Tiger is the national beer of Malaysia. It’s everywhere, and is pretty tasty. Not as watery as the mass-market American beers, but not heavy either. Trust me, it’s easy to drink a lot of it.
Nyonya Top Hats, in a restaurant right near the Rennaisance Melaka hotel. Nyonya is a local cuisine mixed between Chinese and Malay cooking, and is quite spicy. See the chilies on each top hat, and the bowl of chili sauce? Mu-hahaha.
My friend Chris ordered a soup. It came in a teapot and had no bowl or spoon. We were so busy laughing about this photo that I forget what, err, utensils/china eventually came to use for eating it.
I just had to throw this in here. Now, the people I worked with spoke very good English… but some of the other locals did not. Or, it was some kind of mixture that I just could not understand. If anyone can figure out what this shirt is trying to say, please make a guess in the comments section. Is she complaining that her unrequited lover has just been fired from his job!?
I highly recommend sushi in Malacca. It’s not that the quality is amazing; it’s just average. But the price is amazing. Compared to what you would pay for sushi in the US or in Europe, it’s very cheap. For 8 to 10 euro you get a tasty sushi meal which would cost you 30-40 euro in Munich.
I can highly recommend eating at the Portuguese Settlement.

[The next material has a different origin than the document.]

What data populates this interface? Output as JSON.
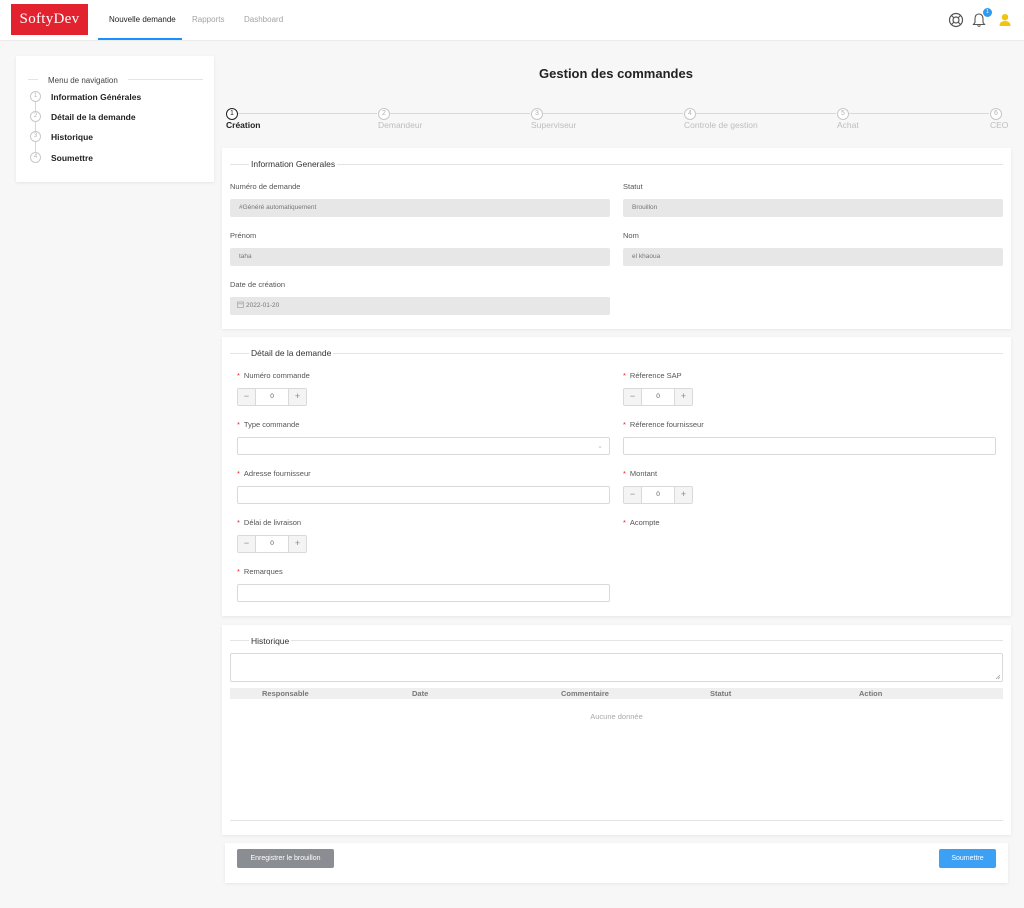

Very interesting history here: the Portuguese controlled Malaysia for some time in the 16th-17th centuries, and a small mixed-Portuguese culture still exists there today. At the restaurant: there’s a huge variety of dishes, the outdoor atmosphere is great, the Tiger beer is cold, and the seafood is excellent. (Yes, it’s a rare candid appearance of the author himself…)
If you are lucky, it won’t rain like this. Apparently such a hard rain is not uncommon in Malaysia. I guess the drainage can’t handle it, so the streets quickly fill up with road soup. Actually, this photo is on the way home from a very tasty Indian dinner.
The food all over Malaysia is excellent and very cheap. Indian, Chinese, Nyonya, Japanese… I recommend any of the Asian varieties. All the seafood, and especially Chili Crab, is very good. You can also find frogs in the Temple restaurant near the Renaissance Hotel. For dessert you can often find shaved ice with various sweet beans, jellies, and syrups. Beware of chicken, as it’s almost never boneless (just be prepared to eat around chunks of bone). Get used to spoon and fork as your utensils, or try chopsticks.
There’s so much more I could say about Malaysian cuisine… but I’ll just let you visit and find out for yourself! I’ll have a few more articles about Singapore and Malaysia coming up soon, so sign up by email or RSS (orange links on the left sidebar) to be notified about those.
- Okay, there’s not much here specific to any particular restaurant. But I do have the stats for the Portuguese Settlement. Wikipedia article is here and Google maps link is here (see “Portuguese Square” area with parking lot next to it). You can also see it in Wikimapia.
- Driving in Malaysia is normally not recommended for foreigners who are just visiting for a short stay, unless you’re an expert driving in some high-recklessness society already (China, anyone?). I’d take a taxi, as they are anyway quite cheap compared to the west. Most likely there’s also a bus line, though I’m not familiar with the buses.